My colleague Marcian Lee recently published a research brief, Advanced recycling capacity update 2024, which continues our tracking of the scale up of advanced recycling over the last four years. There’s a lot of great data and insights in the brief, but in this article, I want to focus on one technology in particular — plastic pyrolysis. First, a few facts and figures: Lux identified a total of 728,450 tonne/y of pyrolysis capacity announced by the end of 2023. However, only roughly half (387,450 tonne/y) came online by the end of the year. Between 2024 and 2025, pyrolysis capacity is expected to more than double to 2.1 Mtonne/y; this capacity growth is driven by several greater than 100,000-tonne/y projects announced by Plastic Energy, Brightmark Energy, New Hope Energy, and Quantafuel. There’s a fly in the ointment, however: Mechanical completion does not equal actual production capacity. For example, Brightmark Energy announced that its 100,000-tonne/y Ashley plant, completed in 2020, had processed just 1,800 tonne of plastic waste by 2022; in addition, it was later revealed that the company had not been able to deliver on-spec commercial outputs for downstream offtakers. In another example, Nexus Circular has only produced a measly 1,700 tonne of pyrolysis oil after three years of starting operations. 

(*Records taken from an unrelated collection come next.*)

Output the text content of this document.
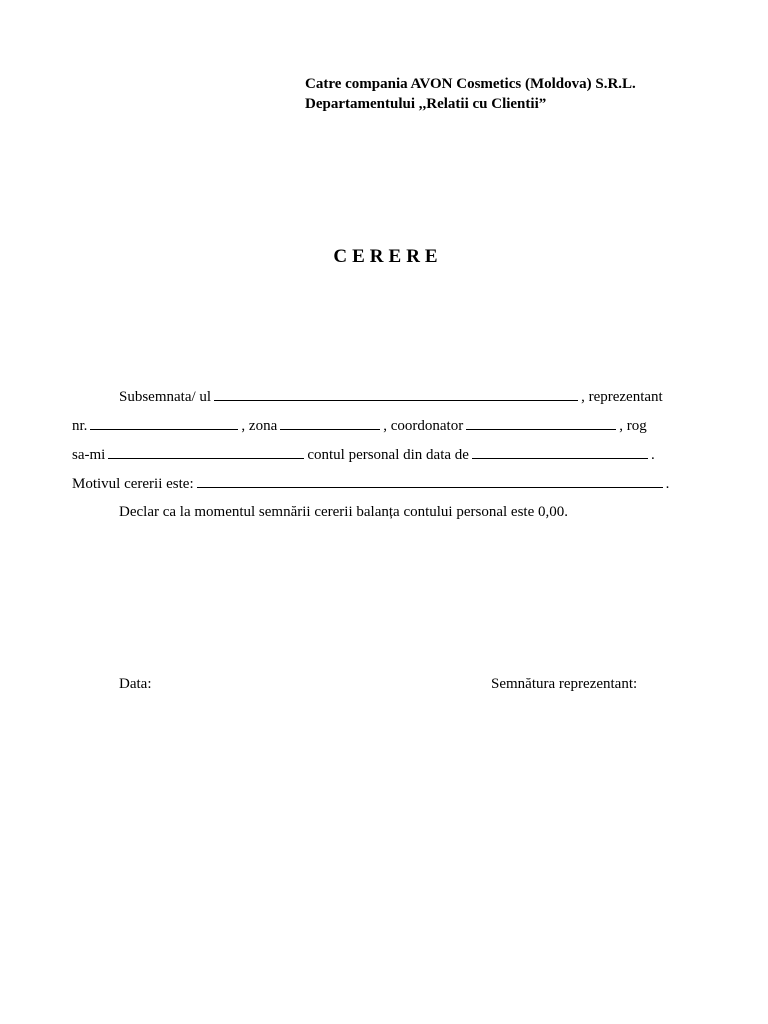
Catre compania AVON Cosmetics (Moldova) S.R.L.
Departamentului ,,Relatii cu Clientii”
CERERE
Subsemnata/ ul	, reprezentant
nr.	, zona	, coordonator	, rog
sa-mi	contul personal din data de	.
Motivul cererii este:	.
Declar ca la momentul semnării cererii balanța contului personal este 0,00.
Data:	Semnătura reprezentant:
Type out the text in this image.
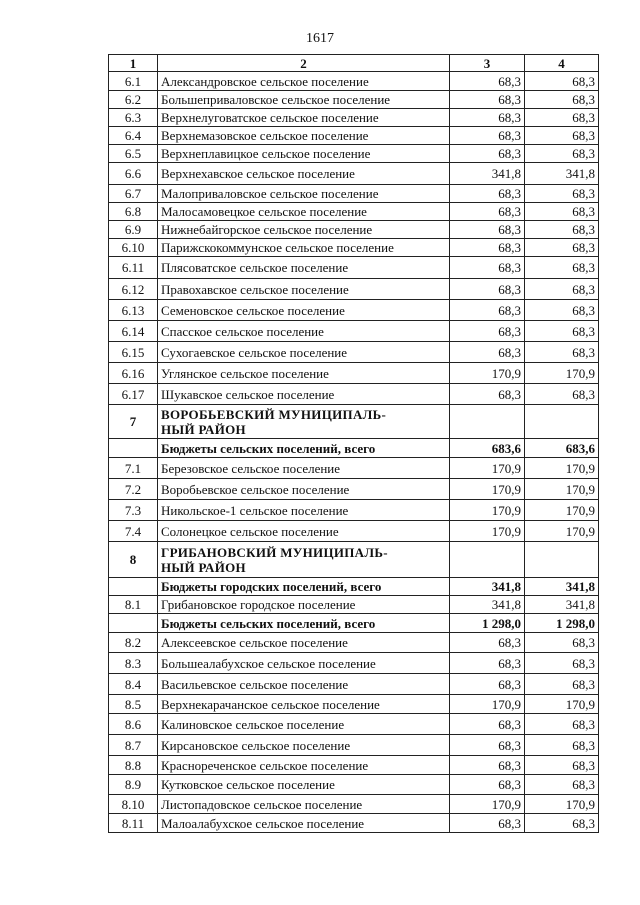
1617
1	2	3	4
6.1	Александровское сельское поселение	68,3	68,3
6.2	Большеприваловское сельское поселение	68,3	68,3
6.3	Верхнелуговатское сельское поселение	68,3	68,3
6.4	Верхнемазовское сельское поселение	68,3	68,3
6.5	Верхнеплавицкое сельское поселение	68,3	68,3
6.6	Верхнехавское сельское поселение	341,8	341,8
6.7	Малоприваловское сельское поселение	68,3	68,3
6.8	Малосамовецкое сельское поселение	68,3	68,3
6.9	Нижнебайгорское сельское поселение	68,3	68,3
6.10	Парижскокоммунское сельское поселение	68,3	68,3
6.11	Плясоватское сельское поселение	68,3	68,3
6.12	Правохавское сельское поселение	68,3	68,3
6.13	Семеновское сельское поселение	68,3	68,3
6.14	Спасское сельское поселение	68,3	68,3
6.15	Сухогаевское сельское поселение	68,3	68,3
6.16	Углянское сельское поселение	170,9	170,9
6.17	Шукавское сельское поселение	68,3	68,3
7	ВОРОБЬЕВСКИЙ МУНИЦИПАЛЬ-
НЫЙ РАЙОН		

	Бюджеты сельских поселений, всего	683,6	683,6
7.1	Березовское сельское поселение	170,9	170,9
7.2	Воробьевское сельское поселение	170,9	170,9
7.3	Никольское-1 сельское поселение	170,9	170,9
7.4	Солонецкое сельское поселение	170,9	170,9
8	ГРИБАНОВСКИЙ МУНИЦИПАЛЬ-
НЫЙ РАЙОН		

	Бюджеты городских поселений, всего	341,8	341,8
8.1	Грибановское городское поселение	341,8	341,8
	Бюджеты сельских поселений, всего	1 298,0	1 298,0
8.2	Алексеевское сельское поселение	68,3	68,3
8.3	Большеалабухское сельское поселение	68,3	68,3
8.4	Васильевское сельское поселение	68,3	68,3
8.5	Верхнекарачанское сельское поселение	170,9	170,9
8.6	Калиновское сельское поселение	68,3	68,3
8.7	Кирсановское сельское поселение	68,3	68,3
8.8	Краснореченское сельское поселение	68,3	68,3
8.9	Кутковское сельское поселение	68,3	68,3
8.10	Листопадовское сельское поселение	170,9	170,9
8.11	Малоалабухское сельское поселение	68,3	68,3
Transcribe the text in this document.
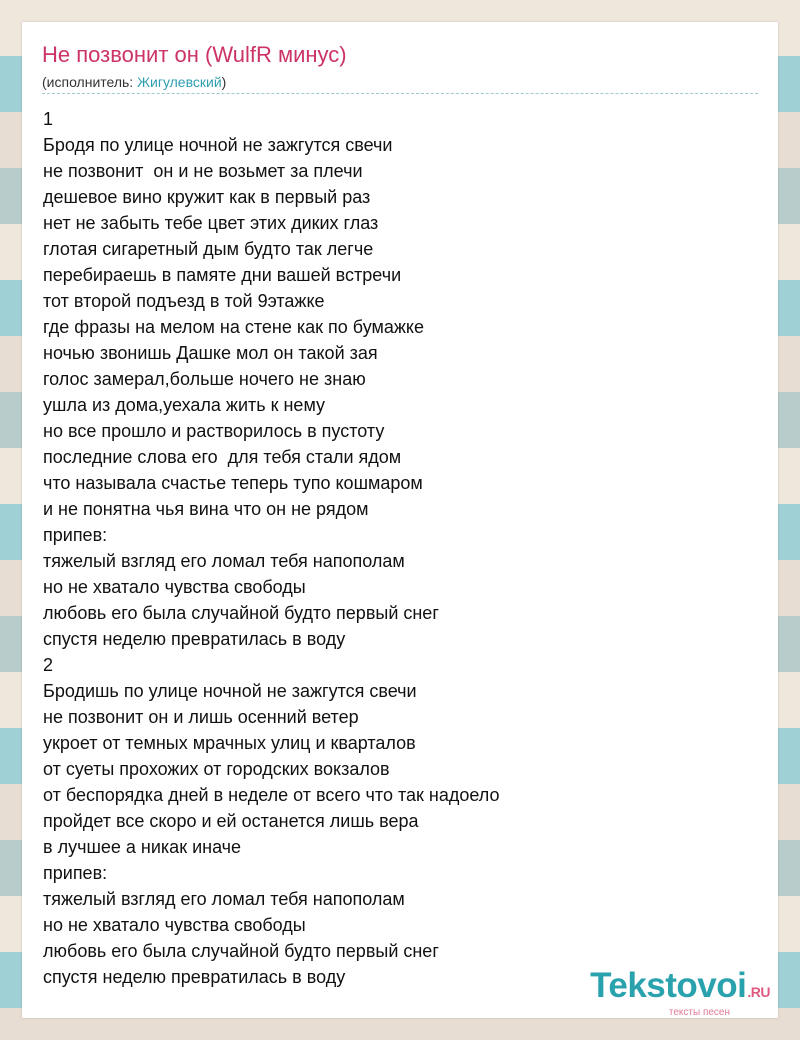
Не позвонит он (WulfR минус)
(исполнитель: Жигулевский)
1
Бродя по улице ночной не зажгутся свечи
не позвонит  он и не возьмет за плечи
дешевое вино кружит как в первый раз
нет не забыть тебе цвет этих диких глаз
глотая сигаретный дым будто так легче
перебираешь в памяте дни вашей встречи
тот второй подъезд в той 9этажке
где фразы на мелом на стене как по бумажке
ночью звонишь Дашке мол он такой зая
голос замерал,больше ночего не знаю
ушла из дома,уехала жить к нему
но все прошло и растворилось в пустоту
последние слова его  для тебя стали ядом
что называла счастье теперь тупо кошмаром
и не понятна чья вина что он не рядом
припев:
тяжелый взгляд его ломал тебя напополам
но не хватало чувства свободы
любовь его была случайной будто первый снег
спустя неделю превратилась в воду
2
Бродишь по улице ночной не зажгутся свечи
не позвонит он и лишь осенний ветер
укроет от темных мрачных улиц и кварталов
от суеты прохожих от городских вокзалов
от беспорядка дней в неделе от всего что так надоело
пройдет все скоро и ей останется лишь вера
в лучшее а никак иначе
припев:
тяжелый взгляд его ломал тебя напополам
но не хватало чувства свободы
любовь его была случайной будто первый снег
спустя неделю превратилась в воду	Tekstovoi.RU
тексты песен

That’s not great! For context, there were 1.6 Mtonne of pyrolysis capacity announced in 2021. Three years later, we’ve had a few successes and a ton of failures; capacity has not developed as major projects have been delayed or cancelled. In 2020, we forecast 3.6 Mtonne of global recycling capacity in 2025; we are on track to hit probably less than half of that. The forecast has pyrolysis really taking off in the 2025 to 2030 timeframe: This was supposed to be the intense growth period, with global capacity hitting 20 Mtonne by 2030. That looks like an increasingly distant prospect. It’s also worth noting that this was not a particularly bullish forecast; I distinctly remember a number of tough conversations with chemicals industry clients on why our projections were so low.  It seems like we’re on track to underperform even that relatively conservative forecast.

So, where do we go from here? There’s a few options:

  • The death knell for pyrolysis sounds: Projects keep getting pushed back or cancelled, and capacity struggles to grow. In addition, delivery of oil is well below nameplate capacity due to feedstock issues. Further, a growing consumer sentiment that pyrolysis is just a greenwashing exercise (due to the lack of concrete progress) makes the technology even more toxic. 

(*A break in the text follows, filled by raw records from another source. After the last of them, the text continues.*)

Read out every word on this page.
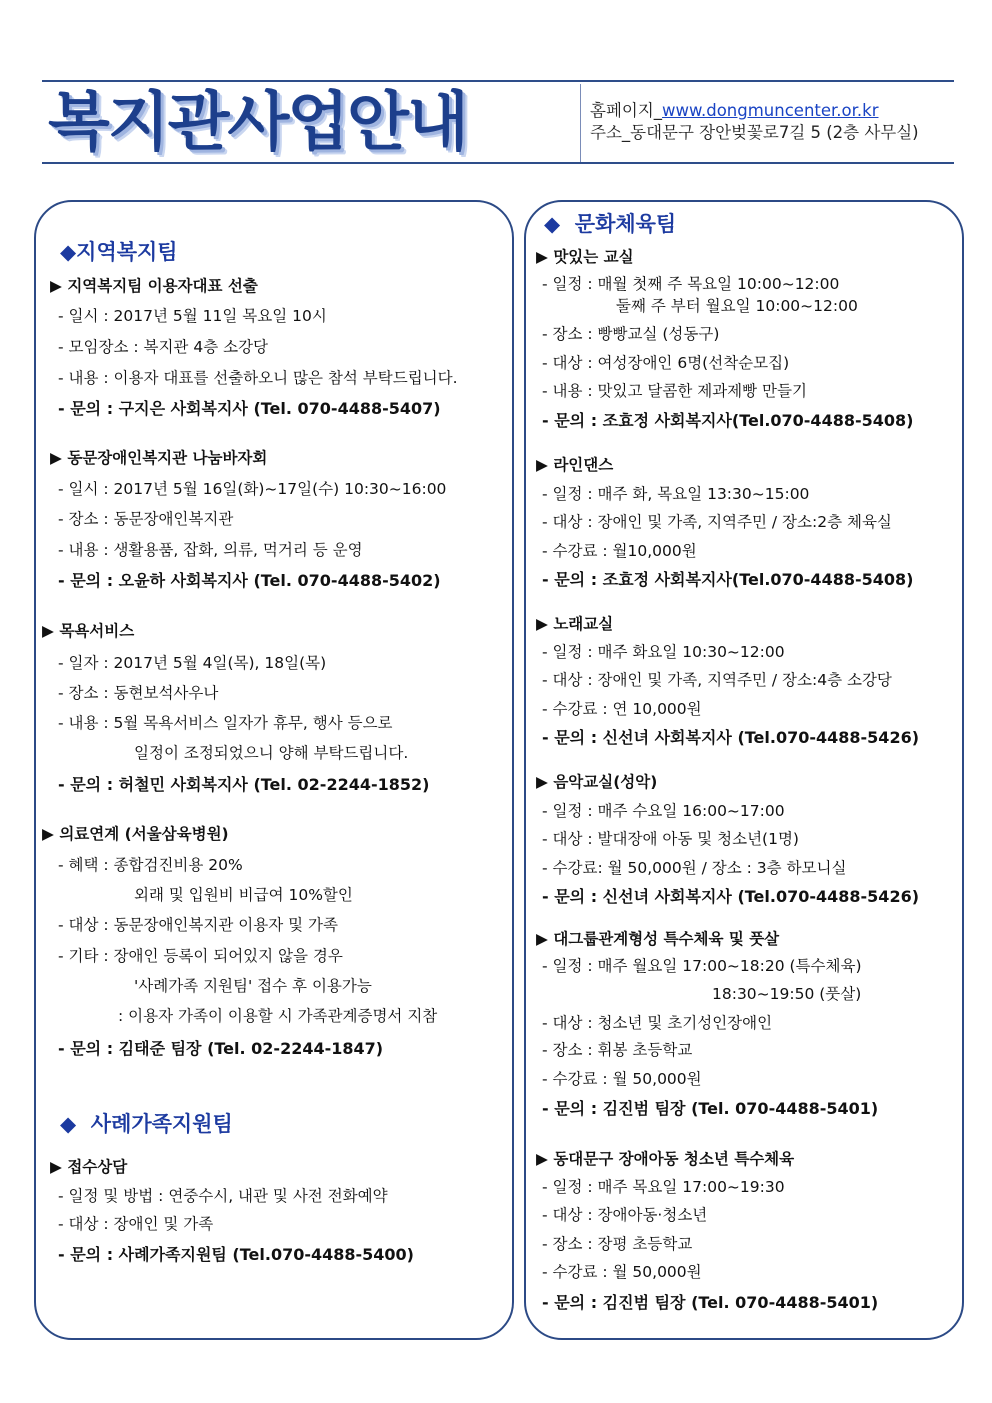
복지관사업안내	홈페이지_www.dongmuncenter.or.kr
주소_동대문구 장안벚꽃로7길 5 (2층 사무실)
◆지역복지팀
▶ 지역복지팀 이용자대표 선출
- 일시 : 2017년 5월 11일 목요일 10시
- 모임장소 : 복지관 4층 소강당
- 내용 : 이용자 대표를 선출하오니 많은 참석 부탁드립니다.
- 문의 : 구지은 사회복지사 (Tel. 070-4488-5407)
▶ 동문장애인복지관 나눔바자회
- 일시 : 2017년 5월 16일(화)~17일(수) 10:30~16:00
- 장소 : 동문장애인복지관
- 내용 : 생활용품, 잡화, 의류, 먹거리 등 운영
- 문의 : 오윤하 사회복지사 (Tel. 070-4488-5402)
▶ 목욕서비스
- 일자 : 2017년 5월 4일(목), 18일(목)
- 장소 : 동현보석사우나
- 내용 : 5월 목욕서비스 일자가 휴무, 행사 등으로
일정이 조정되었으니 양해 부탁드립니다.
- 문의 : 허철민 사회복지사 (Tel. 02-2244-1852)
▶ 의료연계 (서울삼육병원)
- 혜택 : 종합검진비용 20%
외래 및 입원비 비급여 10%할인
- 대상 : 동문장애인복지관 이용자 및 가족
- 기타 : 장애인 등록이 되어있지 않을 경우
'사례가족 지원팀' 접수 후 이용가능
: 이용자 가족이 이용할 시 가족관계증명서 지참
- 문의 : 김태준 팀장 (Tel. 02-2244-1847)
◆ 사례가족지원팀
▶ 접수상담
- 일정 및 방법 : 연중수시, 내관 및 사전 전화예약
- 대상 : 장애인 및 가족
- 문의 : 사례가족지원팀 (Tel.070-4488-5400)
◆ 문화체육팀
▶ 맛있는 교실
- 일정 : 매월 첫째 주 목요일 10:00~12:00
둘째 주 부터 월요일 10:00~12:00
- 장소 : 빵빵교실 (성동구)
- 대상 : 여성장애인 6명(선착순모집)
- 내용 : 맛있고 달콤한 제과제빵 만들기
- 문의 : 조효정 사회복지사(Tel.070-4488-5408)
▶ 라인댄스
- 일정 : 매주 화, 목요일 13:30~15:00
- 대상 : 장애인 및 가족, 지역주민 / 장소:2층 체육실
- 수강료 : 월10,000원
- 문의 : 조효정 사회복지사(Tel.070-4488-5408)
▶ 노래교실
- 일정 : 매주 화요일 10:30~12:00
- 대상 : 장애인 및 가족, 지역주민 / 장소:4층 소강당
- 수강료 : 연 10,000원
- 문의 : 신선녀 사회복지사 (Tel.070-4488-5426)
▶ 음악교실(성악)
- 일정 : 매주 수요일 16:00~17:00
- 대상 : 발대장애 아동 및 청소년(1명)
- 수강료: 월 50,000원 / 장소 : 3층 하모니실
- 문의 : 신선녀 사회복지사 (Tel.070-4488-5426)
▶ 대그룹관계형성 특수체육 및 풋살
- 일정 : 매주 월요일 17:00~18:20 (특수체육)
18:30~19:50 (풋살)
- 대상 : 청소년 및 초기성인장애인
- 장소 : 휘봉 초등학교
- 수강료 : 월 50,000원
- 문의 : 김진범 팀장 (Tel. 070-4488-5401)
▶ 동대문구 장애아동 청소년 특수체육
- 일정 : 매주 목요일 17:00~19:30
- 대상 : 장애아동·청소년
- 장소 : 장평 초등학교
- 수강료 : 월 50,000원
- 문의 : 김진범 팀장 (Tel. 070-4488-5401)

  • Things turn around: Realistically, any turnaround will begin in the EU, where a generous interpretation of the European Packaging and Packaging Waste directive and swift action on new rules for mass balance could make building pyrolysis attractive. This activity is likely to be fairly geographically concentrated but could help EU companies meet new requirements for recycled content. 

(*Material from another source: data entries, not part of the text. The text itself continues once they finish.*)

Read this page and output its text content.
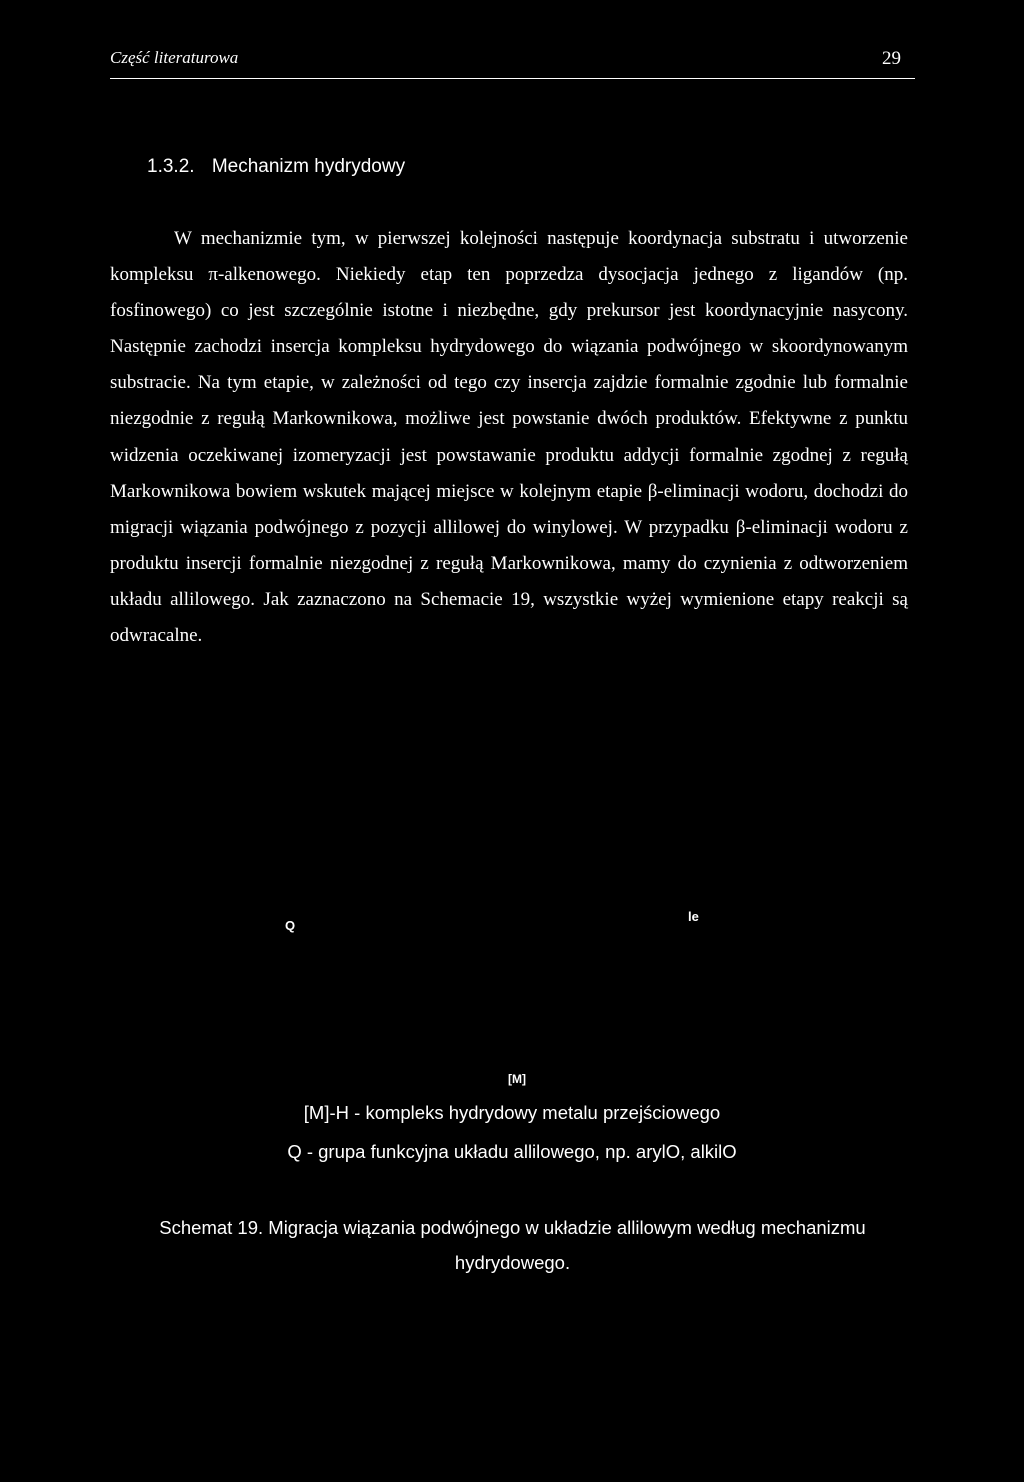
Część literaturowa	29
1.3.2. Mechanizm hydrydowy

W mechanizmie tym, w pierwszej kolejności następuje koordynacja substratu i utworzenie kompleksu π-alkenowego. Niekiedy etap ten poprzedza dysocjacja jednego z ligandów (np. fosfinowego) co jest szczególnie istotne i niezbędne, gdy prekursor jest koordynacyjnie nasycony. Następnie zachodzi insercja kompleksu hydrydowego do wiązania podwójnego w skoordynowanym substracie. Na tym etapie, w zależności od tego czy insercja zajdzie formalnie zgodnie lub formalnie niezgodnie z regułą Markownikowa, możliwe jest powstanie dwóch produktów. Efektywne z punktu widzenia oczekiwanej izomeryzacji jest powstawanie produktu addycji formalnie zgodnej z regułą Markownikowa bowiem wskutek mającej miejsce w kolejnym etapie β-eliminacji wodoru, dochodzi do migracji wiązania podwójnego z pozycji allilowej do winylowej. W przypadku β-eliminacji wodoru z produktu insercji formalnie niezgodnej z regułą Markownikowa, mamy do czynienia z odtworzeniem układu allilowego. Jak zaznaczono na Schemacie 19, wszystkie wyżej wymienione etapy reakcji są odwracalne.

Q
le
[M]
[M]-H - kompleks hydrydowy metalu przejściowego
Q - grupa funkcyjna układu allilowego, np. arylO, alkilO
Schemat 19. Migracja wiązania podwójnego w układzie allilowym według mechanizmu hydrydowego.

  • Plastic to oil becomes more common: One of the big difficulties has been getting high-quality feedstocks for crackable oil — if you remove that constraint, the logistics and scale up become much easier. Of course, this doesn’t solve the chemicals industry issue of recycled content, but it’s a possible pathway on waste management.

What’s most likely? From where I sit, things look grim: The fact that we don’t have a really successful case study at this point makes me think it’s going to be all uphill to make pyrolysis work. So, expect it to fizzle; maybe advanced technologies can turn things around in a few years, but for now, we’re in the doldrums.